The problem is that some of these articles are "something that gratifies one's intellectual curiosity" (from the HN guidelines) to a group of people rooting for a company and totally shallow drivel to others, so no wonder it's all a flamefest that isn't going to go away soon.

I'm an admitted Google fanboy, but I think Gruber (along with the other two, generally) is an excellent writer and analyst when he's writing about Apple unrelated to any other company. And since it's pretty undisputable that Apple is one of the most important companies in the world and such an anamoly in so many ways, I find it pretty important to read Gruber on the subject.
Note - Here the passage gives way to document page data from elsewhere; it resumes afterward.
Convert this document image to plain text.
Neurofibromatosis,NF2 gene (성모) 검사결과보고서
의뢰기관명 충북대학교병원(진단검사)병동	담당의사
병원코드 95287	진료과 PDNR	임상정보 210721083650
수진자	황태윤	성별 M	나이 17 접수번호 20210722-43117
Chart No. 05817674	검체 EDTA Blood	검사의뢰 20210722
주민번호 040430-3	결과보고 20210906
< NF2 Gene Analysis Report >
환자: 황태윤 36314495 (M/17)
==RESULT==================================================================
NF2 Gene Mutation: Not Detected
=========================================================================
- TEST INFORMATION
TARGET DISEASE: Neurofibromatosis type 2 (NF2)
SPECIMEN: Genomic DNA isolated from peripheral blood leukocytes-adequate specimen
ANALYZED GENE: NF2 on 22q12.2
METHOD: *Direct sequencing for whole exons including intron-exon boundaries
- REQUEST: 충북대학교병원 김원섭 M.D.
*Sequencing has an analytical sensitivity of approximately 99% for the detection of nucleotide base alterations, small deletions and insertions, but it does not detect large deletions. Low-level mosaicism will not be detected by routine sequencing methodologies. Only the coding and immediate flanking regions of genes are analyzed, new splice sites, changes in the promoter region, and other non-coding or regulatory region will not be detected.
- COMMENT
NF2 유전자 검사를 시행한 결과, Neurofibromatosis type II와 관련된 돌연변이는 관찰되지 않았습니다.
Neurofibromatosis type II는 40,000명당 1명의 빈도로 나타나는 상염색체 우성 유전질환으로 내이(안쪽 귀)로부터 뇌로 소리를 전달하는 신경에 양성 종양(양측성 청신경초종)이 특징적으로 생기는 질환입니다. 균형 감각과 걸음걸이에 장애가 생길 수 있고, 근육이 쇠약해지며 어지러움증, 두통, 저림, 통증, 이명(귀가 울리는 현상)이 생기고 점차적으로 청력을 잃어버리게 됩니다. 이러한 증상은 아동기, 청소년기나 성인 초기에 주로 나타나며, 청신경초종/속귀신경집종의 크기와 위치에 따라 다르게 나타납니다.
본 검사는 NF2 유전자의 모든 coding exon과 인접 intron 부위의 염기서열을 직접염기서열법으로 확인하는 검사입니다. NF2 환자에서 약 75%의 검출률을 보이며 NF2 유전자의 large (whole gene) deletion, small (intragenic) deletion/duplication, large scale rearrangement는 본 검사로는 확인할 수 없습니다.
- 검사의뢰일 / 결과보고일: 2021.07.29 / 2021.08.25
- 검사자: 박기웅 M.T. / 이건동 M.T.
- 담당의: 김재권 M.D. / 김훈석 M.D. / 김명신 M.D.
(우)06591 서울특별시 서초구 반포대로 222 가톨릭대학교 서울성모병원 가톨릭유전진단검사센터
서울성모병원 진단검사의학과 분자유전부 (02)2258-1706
In fact, I often wish there was a writer with as aserbic a wit and as insightful an analytical mind on the subject of Google (Dan Lyons doesn't qualify, though fake Steve Jobs was pretty funny). Not for the apologia like this piece, but for when writers like Gruber, Marco, and especially John Siracusa are critical of their subject of obsession. The thing I love about Siracusa's podcast (Hypercritical) in particular is that you can really feel true, unadulterated, and unself-conscious devotion to the subject in the unchecked criticism he gives. And I wish that culture existed around Google.

There are plenty blogs that follow Google news in a sort of flat way (9to5google, GoogleOperatingSystem), and Danny Sullivan at SearchEngineLand provides analysis, but it's all on sort of a surface level. (And, Sullivan is great, but I wouldn't call him a great writer so much as a comprehensively knowledgeable one.)

Maybe what I really want is Steven Levy to write a blog for real.

(Note: I try to be the change I want to see in the world, but I don't have the talent, sources, or time to write as well as I'd like. But I do my best. http://blog.byjoemoon.com/ )

Case in point.
You're absolutely right. Gruber is an opinion guy at best (albeit a smart one), and his articles lack the type of technical analysis we ostensibly care about on HN. Then again, the front page is full of Techcrunch articles...

You want to analyze Gruber? Look at his writing style, which is clearly influenced by David Foster Wallace. He's a damn good writer! Otherwise, take him for what he is -- an Apple pundit with one part brilliance, two parts vitriol -- and stop worrying about what he said 6 months ago. Pundits reverse themselves constantly.

EDIT: I forgot to mention his taste for design and art. I'm more interested in his take on Kubrick's films than anything he writes about Apple.